Levitt and other thrift industry officials -- many of whom also were convicted of theft -- were blamed for the collapse of Maryland's savings and loan industry in 1985.
He is eligible for parole after having served just 22 percent of his sentence because his crime was committed before Jan. 1, 1986. State law now requires that prisoners who committed crimes after that date serve 25 percent of their sentences before being considered for parole, Mr. Davis said.
Present at yesterday's hearing were Levitt and a prison system correctional case manager, who presented a pre-parole summary to the hearing officer. While documents presented allow for a recommendation by the case manager on whether to parole Levitt, Mr. Davis said he did not know whether a recommendation was made. Even if one were made, he said, that information is considered confidential.
Levitt has been infraction-free while in prison, said Cpl. J. Scott McCauley, spokesman for the Division of Correction.
Levitt did have one run-in with prison authorities. In May 1990, he was given 10 days in solitary confinement at the Maryland Correctional Institution at Jessup after guards found a hypodermic syringe in a cell he shared with another prisoner. Both Levitt and his cellmate, Robert F. Christopher, denied knowing anything about the syringe and both tested negative for drug use.

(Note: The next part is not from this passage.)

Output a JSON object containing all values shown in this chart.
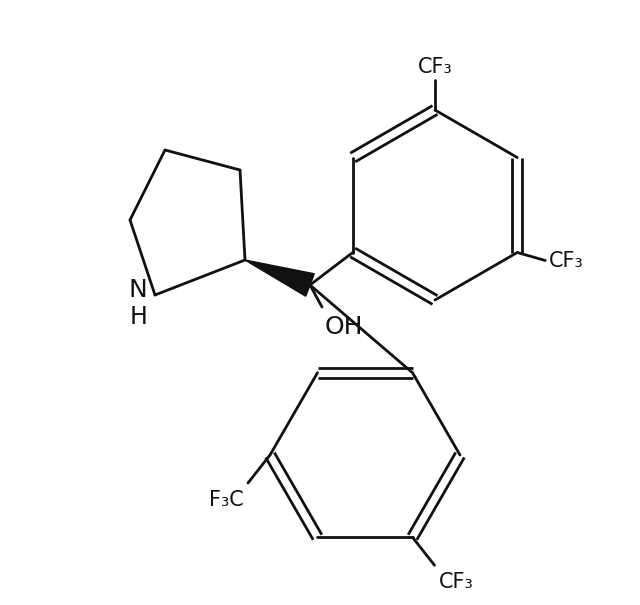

Levitt appealed a decision of a prison administrative hearing board that upheld the charge of possessing the syringe. Last December an Anne Arundel County circuit judge found in his favor. Levitt was later exonerated of any involvement with the syringe, Corporal McCauley said.
Levitt's activities prompted the state of Maryland to take over Old Court in the spring of 1985, precipitating the virtual collapse of the state's savings and loan industry and the private fund that then insured the accounts of a number of Maryland thrifts.